Fitch Ratings a ramené la perspective sur la note du Brésil de stable à négative, tout en confirmant sa note de long terme à «BBB». Des performances économiques médiocres, des déséquilibres macroéconomiques croissants, la dégradation des finances publiques et une forte augmentation de la dette publique expliquent l’abaissement de la perspective, estime l’agence. Fitch prend acte du processus d’ajustement macroéconomique décidé par Brasilia mais ajoute que les risques liés à sa mise en œuvre et à sa durabilité persistent.
Une croissance économique médiocre pourrait devenir la «nouvelle réalité» avec à la clé des chômeurs par millions et une multiplication des risques d’instabilité financière, estime la directrice générale du FMI dans un discours prononcé à l’Atlantic Council de Washington. Christine Lagarde avait déjà dit en octobre que l'économie mondiale risquait d'être confinée à une trajectoire de croissance «médiocre», en l’absence d’une réaction des autorités compétentes.

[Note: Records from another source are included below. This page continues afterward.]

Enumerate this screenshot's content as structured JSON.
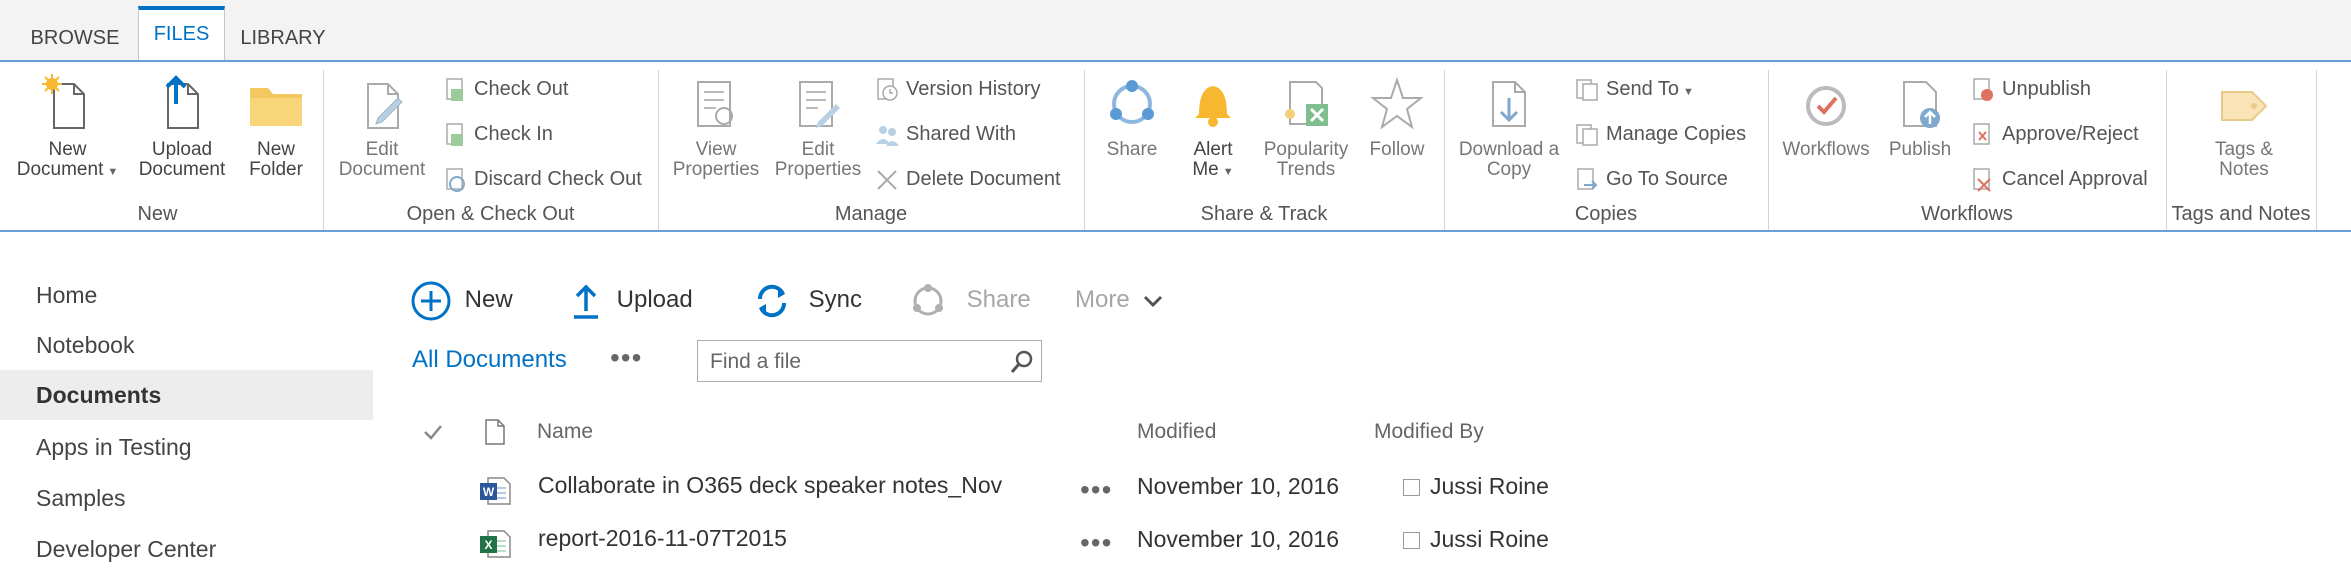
{
  "tabs": [
    {
      "label": "BROWSE"
    },
    {
      "label": "FILES"
    },
    {
      "label": "LIBRARY"
    }
  ],
  "ribbon": {
    "groups": {
      "new": "New",
      "open_checkout": "Open & Check Out",
      "manage": "Manage",
      "share_track": "Share & Track",
      "copies": "Copies",
      "workflows": "Workflows",
      "tags_notes": "Tags and Notes"
    },
    "new_document": {
      "line1": "New",
      "line2": "Document"
    },
    "upload_document": {
      "line1": "Upload",
      "line2": "Document"
    },
    "new_folder": {
      "line1": "New",
      "line2": "Folder"
    },
    "edit_document": {
      "line1": "Edit",
      "line2": "Document"
    },
    "check_out": "Check Out",
    "check_in": "Check In",
    "discard_check_out": "Discard Check Out",
    "view_properties": {
      "line1": "View",
      "line2": "Properties"
    },
    "edit_properties": {
      "line1": "Edit",
      "line2": "Properties"
    },
    "version_history": "Version History",
    "shared_with": "Shared With",
    "delete_document": "Delete Document",
    "share": "Share",
    "alert_me": {
      "line1": "Alert",
      "line2": "Me"
    },
    "popularity_trends": {
      "line1": "Popularity",
      "line2": "Trends"
    },
    "follow": "Follow",
    "download_copy": {
      "line1": "Download a",
      "line2": "Copy"
    },
    "send_to": "Send To",
    "manage_copies": "Manage Copies",
    "go_to_source": "Go To Source",
    "workflows": "Workflows",
    "publish": "Publish",
    "unpublish": "Unpublish",
    "approve_reject": "Approve/Reject",
    "cancel_approval": "Cancel Approval",
    "tags_notes": {
      "line1": "Tags &",
      "line2": "Notes"
    }
  },
  "nav": [
    {
      "label": "Home"
    },
    {
      "label": "Notebook"
    },
    {
      "label": "Documents"
    },
    {
      "label": "Apps in Testing"
    },
    {
      "label": "Samples"
    },
    {
      "label": "Developer Center"
    }
  ],
  "commands": {
    "new": "New",
    "upload": "Upload",
    "sync": "Sync",
    "share": "Share",
    "more": "More"
  },
  "view": {
    "current": "All Documents",
    "search_placeholder": "Find a file"
  },
  "list": {
    "columns": {
      "name": "Name",
      "modified": "Modified",
      "modified_by": "Modified By"
    },
    "rows": [
      {
        "name": "Collaborate in O365 deck speaker notes_Nov",
        "modified": "November 10, 2016",
        "modified_by": "Jussi Roine",
        "type": "word-icon"
      },
      {
        "name": "report-2016-11-07T2015",
        "modified": "November 10, 2016",
        "modified_by": "Jussi Roine",
        "type": "excel-icon"
      }
    ]
  },
  "colors": {
    "accent": "#0072c6",
    "ribbon_border": "#6b9ed3",
    "selected_nav": "#ededed"
  }
}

Martine de Fréminville, responsable de la gestion obligataire du Groupe Prévoir, a expliqué, au micro de l’Agefi TV, que l’institution était en train de diversifier son portefeuille obligataire. «Nous étions auparavant essentiellement investis en obligations d’Etat français et obligations du secteur parapublic, a-t-elle déclaré. Bien évidemment, compte tenu des niveaux actuels de taux, nous avons été obligés de diversifier notre allocation d’actifs.» Si, traditionnellement, le Groupe Prévoir détient des fortes poches immobilier (14%) et actions (14%), il avait cependant effectué le choix «de ne pas prendre de risque» sur le marché obligataire. «Nous avons commencé à investir dans des obligations high yield de façon marginale, autour de 1 à 2% du portefeuille, a affirmé la responsable de la gestion obligataire. Nous redoutons l'émergence d’une bulle, donc nous prenons des risques tout à fait mesurés. La bulle obligataire, si elle se produit, n’affectera pas nécessairement les spread de taux des obligations high yield». En plus des obligations high yield, le Groupe Prévoir a récemment effectuer des placement dans les obligations à taux variables, alors qu’il n’en détenait que très peu en portefeuille jusque-là. Enfin Martine de Fréminville a indiqué que le Groupe «étudiait l'éventualité d’investir dans des sous-jacents taux d’intérêt, comme des fonds de loans.»